I was just briefed yesterday by Raju Vegesna on the launch of Zoho Books, Zoho’s new on demand accounting solution for small businesses. With Zoho Books, Zoho fills in a critical application that has been missing in its portfolio of more than 25 cloud-based applications for small businesses.

The first version of Zoho Books will be a standalone accounting solution, but later this year, Zoho will add tight integration with some of it’s other apps, such as Zoho CRM and Zoho Support (see my recent post). According to Raju, Zoho wanted to get the accounting functionality right before focusing on integration and other extras. Some of the key takeaways from my briefing include:

  • Zoho has covered most of the accounting basics. The solution features a dashboard, with tabs from which you can create and send invoices, see profit/loss statements, look at income and expenses, etc. Once you create an invoice, you can email it to customers, and set up a link so customers can make direct payments to you online via PayPal, Google checkout, and Authorize.net. You can set up automatic notifications, reminders and thank-you emails as well, and create recurring invoices. Snail mail is also an option.
  • Zoho Books will help users to manage bank accounts, and view bank and credit card statements. Right now, users need to enter third-party financial information manually via a .csv file, but later this year, Zoho plans to add direct connections to banks to automate the import process.
  • Zoho has also taken steps to reduce the fees that Zoho Books customers pay for PayPal transactions by teaming up with PayPal on the Business Payments on the PayPal X platform. This cuts PayPal transaction fees for Zoho Books users to a flat $0.50 per payment—instead of the standard 2% to 3% of each transaction. Since 70% to 80% of Zoho customers use PayPal as their primary payment method, this is a pretty big selling point for the solution.
  • Zoho Books was designed with non-accountants in mind. The interface uses terms such as “money in” and “money out” instead of accounting jargon. But small businesses that use an accountant to manage their financials can set their accountant up as a Zoho Books user. Accountants can also use the solution to manage multiple small business clients simultaneously, as separate organizations.
  • Zoho is addressing multi-currency needs. At launch, Zoho Books enables users to define multiple currency types. Initially, the user will need to supply the exchange rate manually, but later this year, Zoho intends to automate this through an integration with XE.com currency exchange.
  • The look and feel are very customizable. Users can configure logos, signatures, tax settings, email settings, etc. from the settings module.
  • Integration is basic today, but Zoho has big plans. As I noted, today, you can import data into Zoho Books from spreadsheets, Zoho CRM, Zoho mail, etc. You can also view every module of Zoho Books in Zoho Sheets as a spreadsheet, or export it to Excel. Zoho also has a data migration tool to migrate Intuit QuickBooks data to Zoho Books. Looking ahead, Zoho plans to tightly integrate Zoho Books and Zoho CRM to create a seamless order-to-cash workflow. Zoho also plans to integrate Zoho mail with Zoho Books.
  • Pricing starts at $24/month for 2 users, and $5 per user for additional users.
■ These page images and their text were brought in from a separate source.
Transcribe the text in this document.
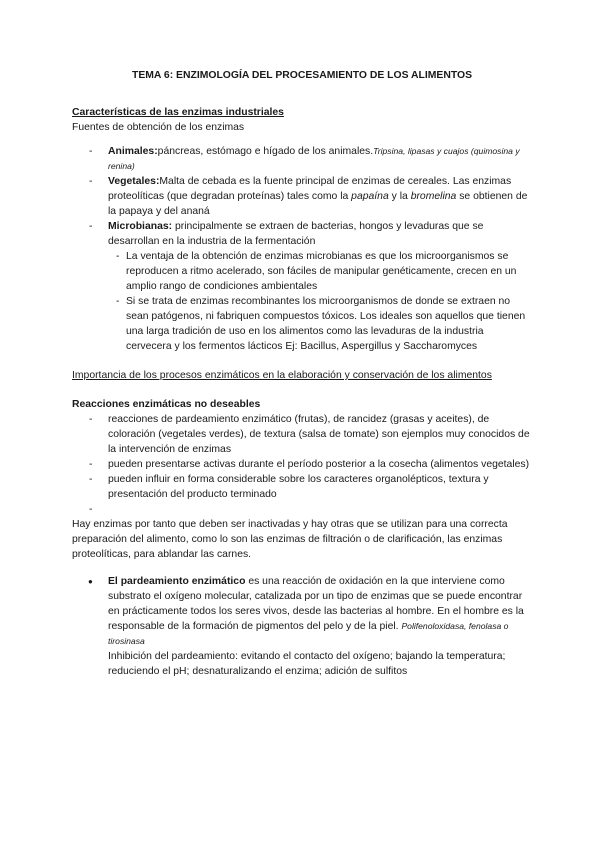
TEMA 6: ENZIMOLOGÍA DEL PROCESAMIENTO DE LOS ALIMENTOS

Características de las enzimas industriales

Fuentes de obtención de los enzimas

- Animales:páncreas, estómago e hígado de los animales.Tripsina, lipasas y cuajos (quimosina y renina)
- Vegetales:Malta de cebada es la fuente principal de enzimas de cereales. Las enzimas proteolíticas (que degradan proteínas) tales como la papaína y la bromelina se obtienen de la papaya y del ananá
- Microbianas: principalmente se extraen de bacterias, hongos y levaduras que se desarrollan en la industria de la fermentación
- La ventaja de la obtención de enzimas microbianas es que los microorganismos se reproducen a ritmo acelerado, son fáciles de manipular genéticamente, crecen en un amplio rango de condiciones ambientales
- Si se trata de enzimas recombinantes los microorganismos de donde se extraen no sean patógenos, ni fabriquen compuestos tóxicos. Los ideales son aquellos que tienen una larga tradición de uso en los alimentos como las levaduras de la industria cervecera y los fermentos lácticos Ej: Bacillus, Aspergillus y Saccharomyces

Importancia de los procesos enzimáticos en la elaboración y conservación de los alimentos

Reacciones enzimáticas no deseables

- reacciones de pardeamiento enzimático (frutas), de rancidez (grasas y aceites), de coloración (vegetales verdes), de textura (salsa de tomate) son ejemplos muy conocidos de la intervención de enzimas
- pueden presentarse activas durante el período posterior a la cosecha (alimentos vegetales)
- pueden influir en forma considerable sobre los caracteres organolépticos, textura y presentación del producto terminado
-

Hay enzimas por tanto que deben ser inactivadas y hay otras que se utilizan para una correcta preparación del alimento, como lo son las enzimas de filtración o de clarificación, las enzimas proteolíticas, para ablandar las carnes.

● El pardeamiento enzimático es una reacción de oxidación en la que interviene como substrato el oxígeno molecular, catalizada por un tipo de enzimas que se puede encontrar en prácticamente todos los seres vivos, desde las bacterias al hombre. En el hombre es la responsable de la formación de pigmentos del pelo y de la piel. Polifenoloxidasa, fenolasa o tirosinasa
Inhibición del pardeamiento: evitando el contacto del oxígeno; bajando la temperatura; reduciendo el pH; desnaturalizando el enzima; adición de sulfitos
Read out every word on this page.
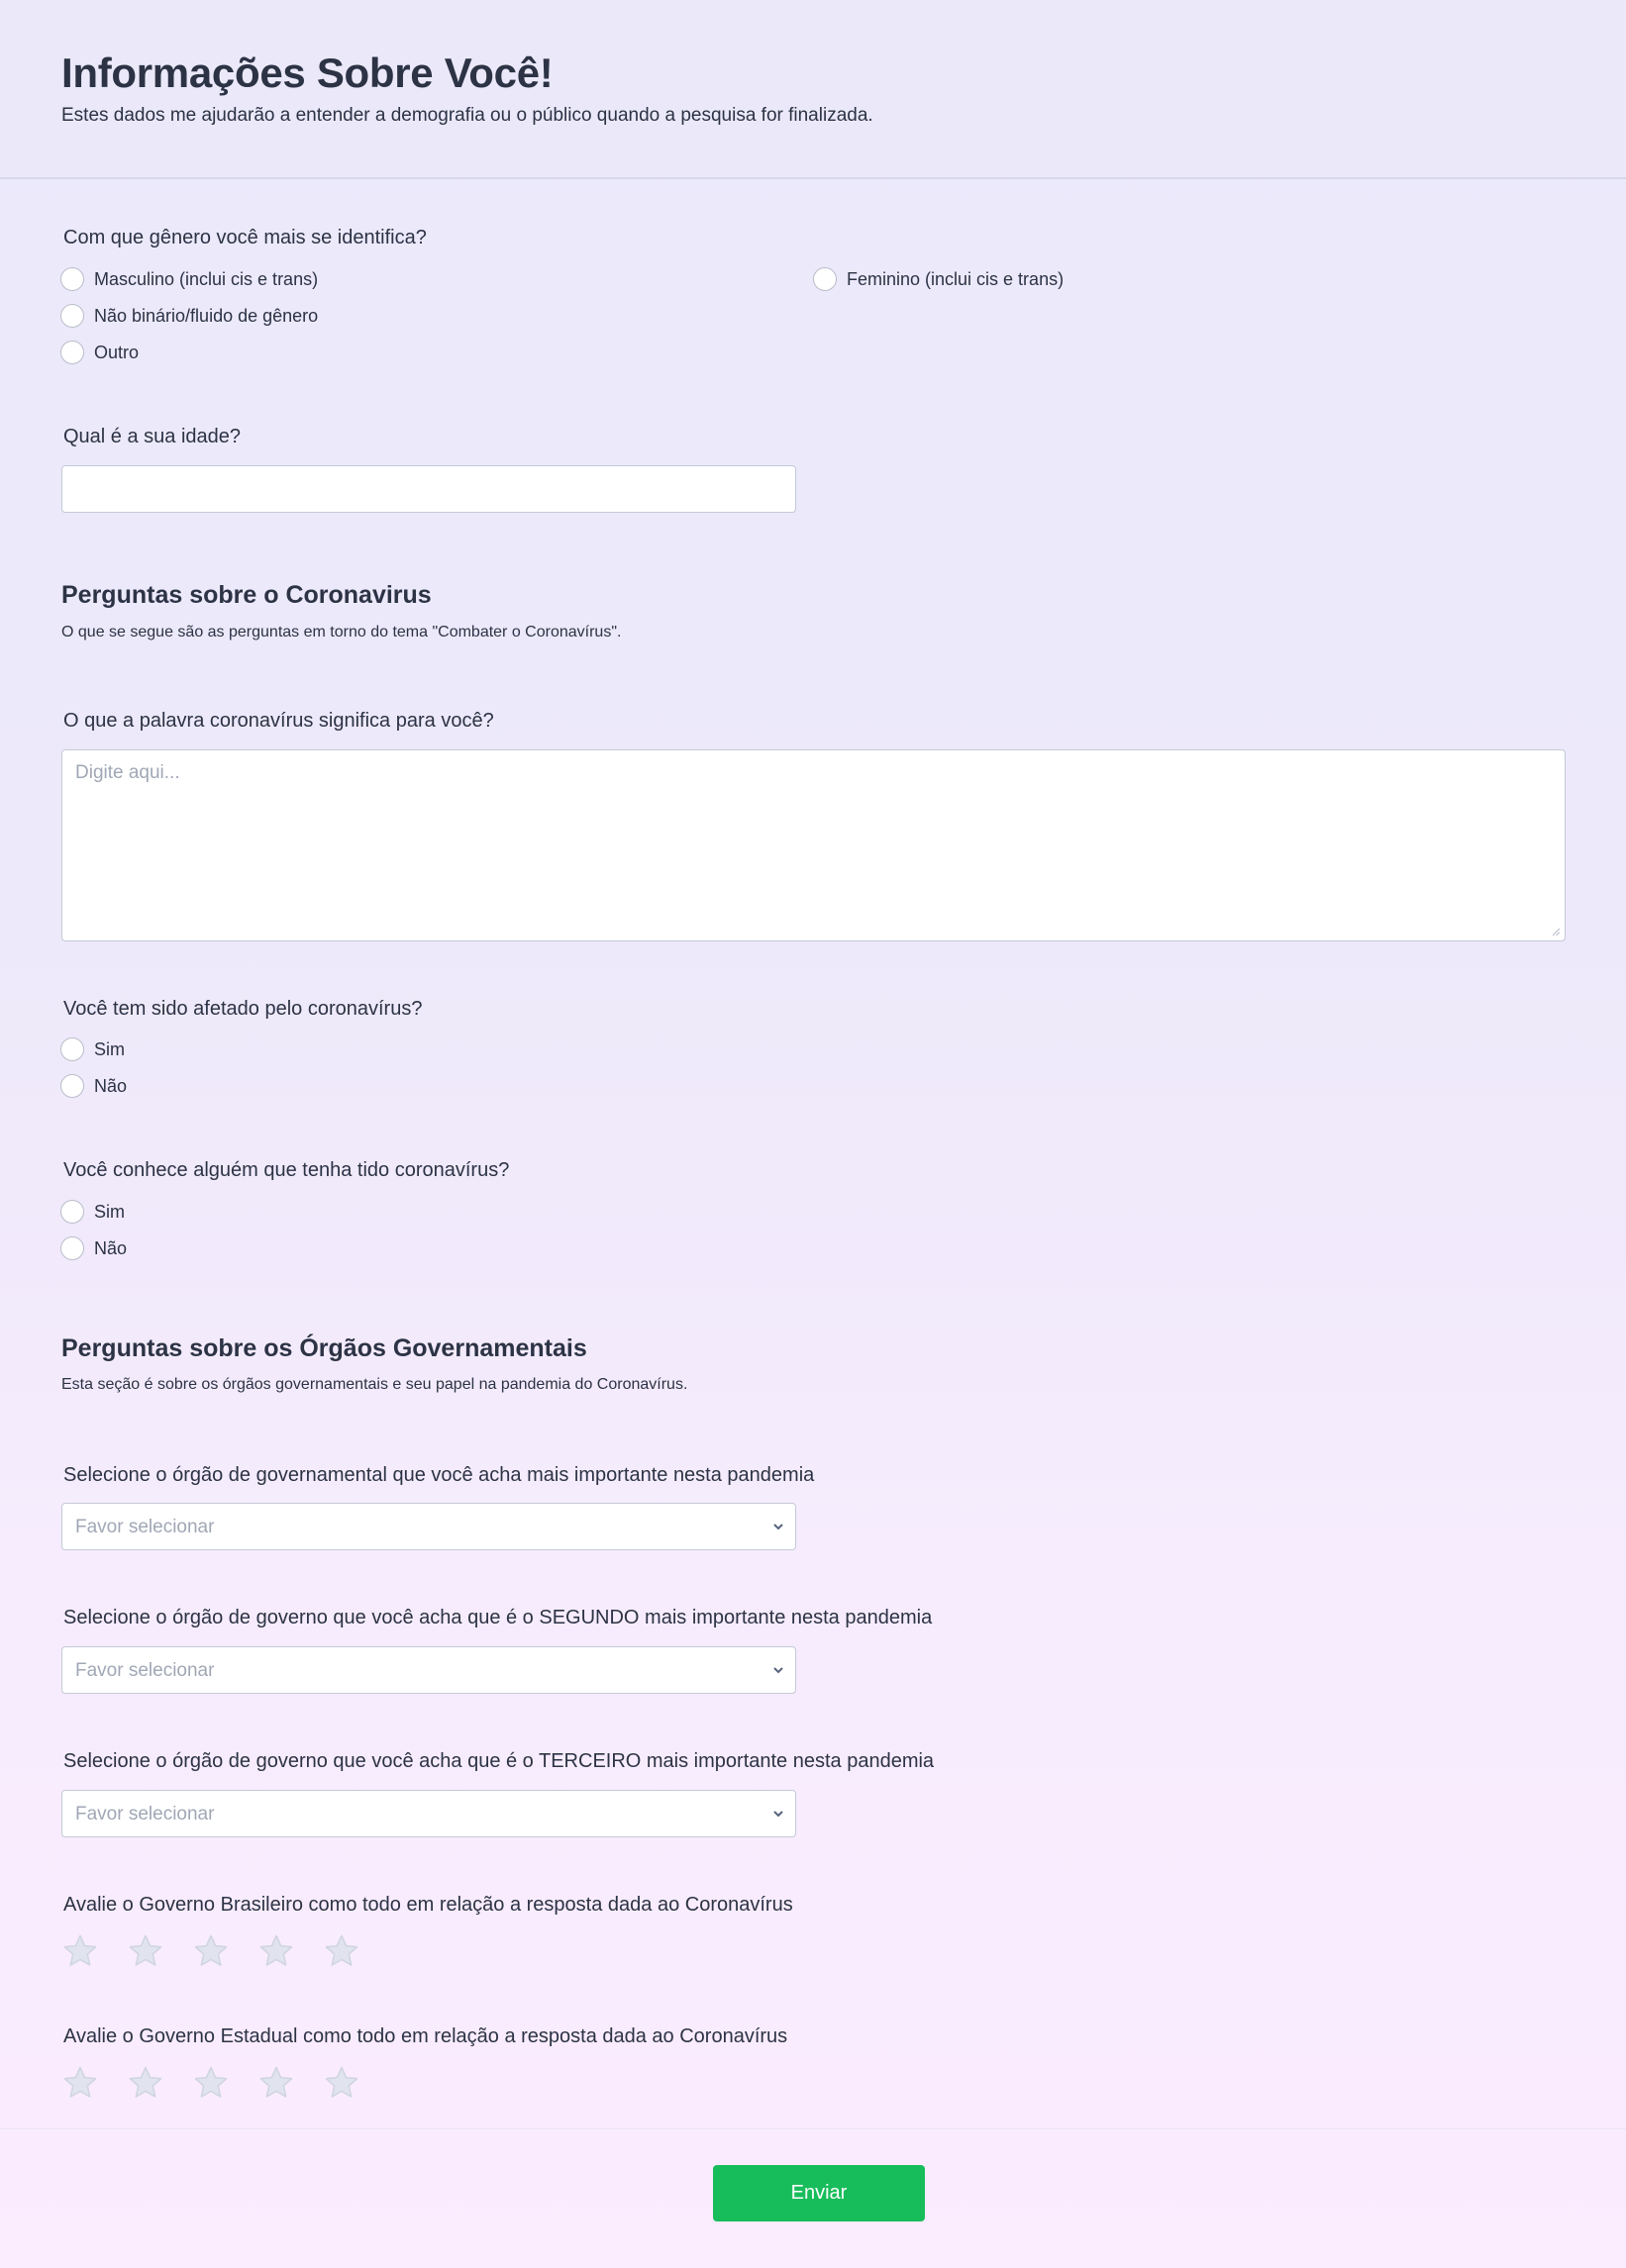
Informações Sobre Você!

Estes dados me ajudarão a entender a demografia ou o público quando a pesquisa for finalizada.

Com que gênero você mais se identifica?
Masculino (inclui cis e trans)	Feminino (inclui cis e trans)
Não binário/fluido de gênero
Outro
Qual é a sua idade?
Perguntas sobre o Coronavirus
O que se segue são as perguntas em torno do tema "Combater o Coronavírus".
O que a palavra coronavírus significa para você?
Digite aqui...
Você tem sido afetado pelo coronavírus?
Sim
Não
Você conhece alguém que tenha tido coronavírus?
Sim
Não
Perguntas sobre os Órgãos Governamentais
Esta seção é sobre os órgãos governamentais e seu papel na pandemia do Coronavírus.
Selecione o órgão de governamental que você acha mais importante nesta pandemia
Favor selecionar
Selecione o órgão de governo que você acha que é o SEGUNDO mais importante nesta pandemia
Favor selecionar
Selecione o órgão de governo que você acha que é o TERCEIRO mais importante nesta pandemia
Favor selecionar
Avalie o Governo Brasileiro como todo em relação a resposta dada ao Coronavírus
Avalie o Governo Estadual como todo em relação a resposta dada ao Coronavírus
Enviar
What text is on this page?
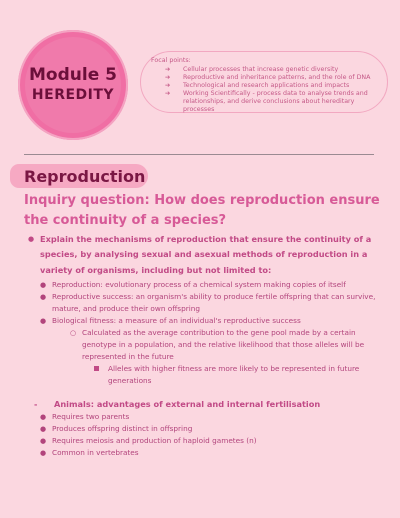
Module 5
HEREDITY
Focal points:
➔ Cellular processes that increase genetic diversity
➔ Reproductive and inheritance patterns, and the role of DNA
➔ Technological and research applications and impacts
➔ Working Scientifically - process data to analyse trends and relationships, and derive conclusions about hereditary processes
Reproduction
Inquiry question: How does reproduction ensure the continuity of a species?
● Explain the mechanisms of reproduction that ensure the continuity of a species, by analysing sexual and asexual methods of reproduction in a variety of organisms, including but not limited to:
● Reproduction: evolutionary process of a chemical system making copies of itself
● Reproductive success: an organism's ability to produce fertile offspring that can survive, mature, and produce their own offspring
● Biological fitness: a measure of an individual's reproductive success
○ Calculated as the average contribution to the gene pool made by a certain genotype in a population, and the relative likelihood that those alleles will be represented in the future
Alleles with higher fitness are more likely to be represented in future generations
- Animals: advantages of external and internal fertilisation
● Requires two parents
● Produces offspring distinct in offspring
● Requires meiosis and production of haploid gametes (n)
● Common in vertebrates
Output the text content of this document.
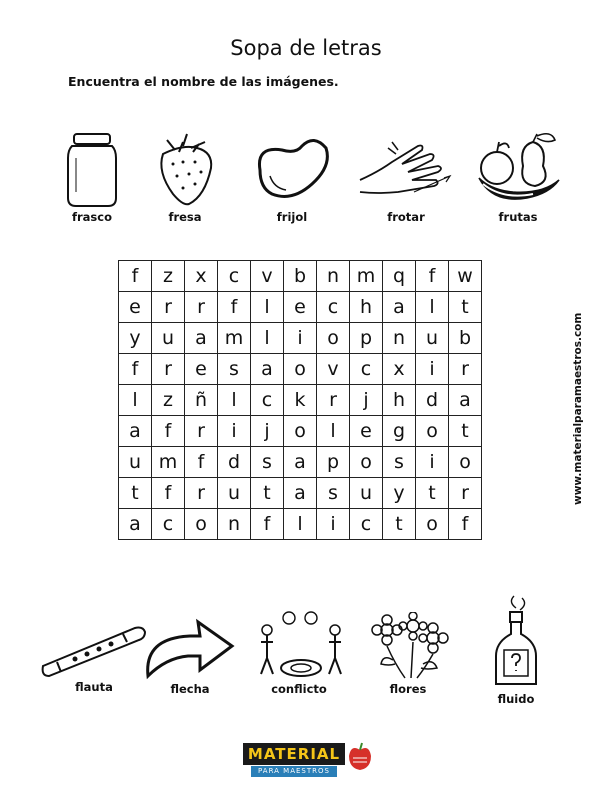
Sopa de letras
Encuentra el nombre de las imágenes.
frasco	fresa	frijol	frotar	frutas
f	z	x	c	v	b	n	m	q	f	w
e	r	r	f	l	e	c	h	a	l	t
y	u	a	m	l	i	o	p	n	u	b
f	r	e	s	a	o	v	c	x	i	r
l	z	ñ	l	c	k	r	j	h	d	a
a	f	r	i	j	o	l	e	g	o	t
u	m	f	d	s	a	p	o	s	i	o
t	f	r	u	t	a	s	u	y	t	r
a	c	o	n	f	l	i	c	t	o	f
www.materialparamaestros.com
flauta	flecha	conflicto	flores
fluido
MATERIAL
PARA MAESTROS
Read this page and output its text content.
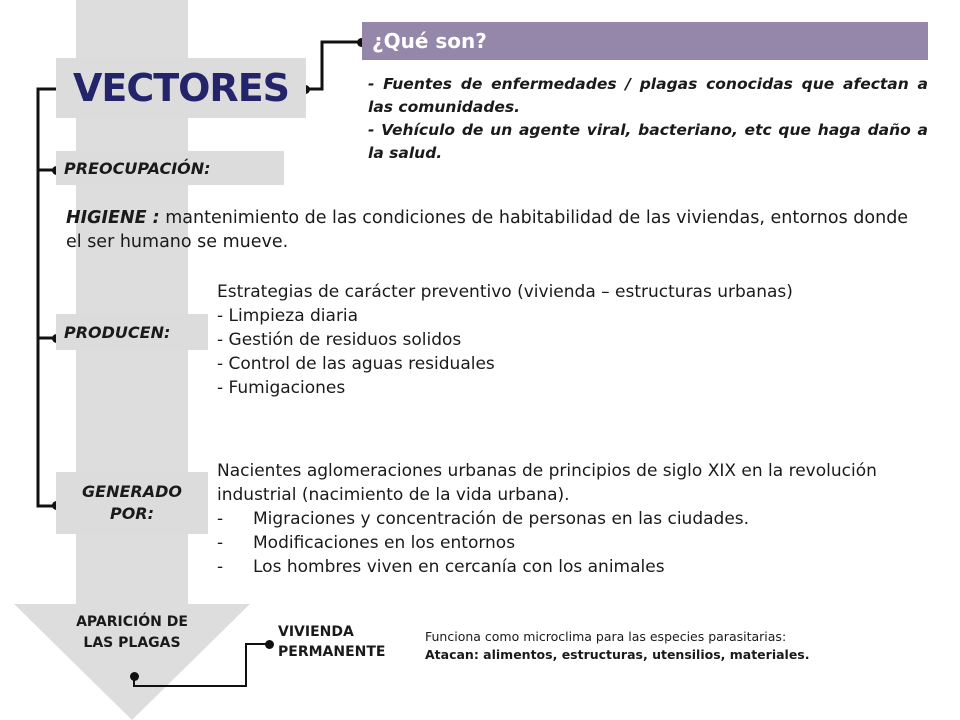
VECTORES
¿Qué son?
- Fuentes de enfermedades / plagas conocidas que afectan a las comunidades.
- Vehículo de un agente viral, bacteriano, etc que haga daño a la salud.
PREOCUPACIÓN:
HIGIENE : mantenimiento de las condiciones de habitabilidad de las viviendas, entornos donde el ser humano se mueve.
PRODUCEN:
Estrategias de carácter preventivo (vivienda – estructuras urbanas)
- Limpieza diaria
- Gestión de residuos solidos
- Control de las aguas residuales
- Fumigaciones
GENERADO POR:
Nacientes aglomeraciones urbanas de principios de siglo XIX en la revolución industrial (nacimiento de la vida urbana).
-	Migraciones y concentración de personas en las ciudades.
-	Modificaciones en los entornos
-	Los hombres viven en cercanía con los animales
APARICIÓN DE LAS PLAGAS
VIVIENDA PERMANENTE
Funciona como microclima para las especies parasitarias:
Atacan: alimentos, estructuras, utensilios, materiales.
If you sign up for an annual subscription (instead of paying monthly) you get two months free. The solution is launching with a 30-day free trial.

With Zoho Books, Zoho is taking aim at Intuit QuickBooks in the U.S., and similar entry-level accounting solutions in other countries. In its first iteration, Zoho Books maps to QuickBooks Online Essentials, but down the line, as Zoho adds more functionality, it could add a higher-end solution more comparable to QuickBooks Online Plus.

Interestingly, Zoho recently announced Zoho CRM integration with QuickBooks, and according to Raju, Zoho will continue to support this even as it introduces its QuickBooks rival. But coopetition is nothing new for Zoho. And, you don’t need to look any further than its relationship with Google to see that this is an area in which it excels. Although Google and Zoho have several competing applications, Zoho apps are a top seller on Google Apps Marketplace and integrate with Google Apps. Zoho Books, of course, will be in the Google Apps Marketplace from day one.

While many on demand accounting start-ups have set their sights on the QuickBooks market over the past few years, they haven’t really made much headway. Zoho, however, is a different animal and should give Intuit a bit more pause for concern. Not only does Zoho already have millions of free and paid users around the globe for it 25 solutions, Zoho is just one part of Zoho Corporation, which provides enterprise level business, network, and IT infrastructure management applications, and software maintenance and support services to some of the largest companies in the world. This not only gives Zoho a lot of expertise to draw on to add new functionality, but the financial staying power to be a serious contender.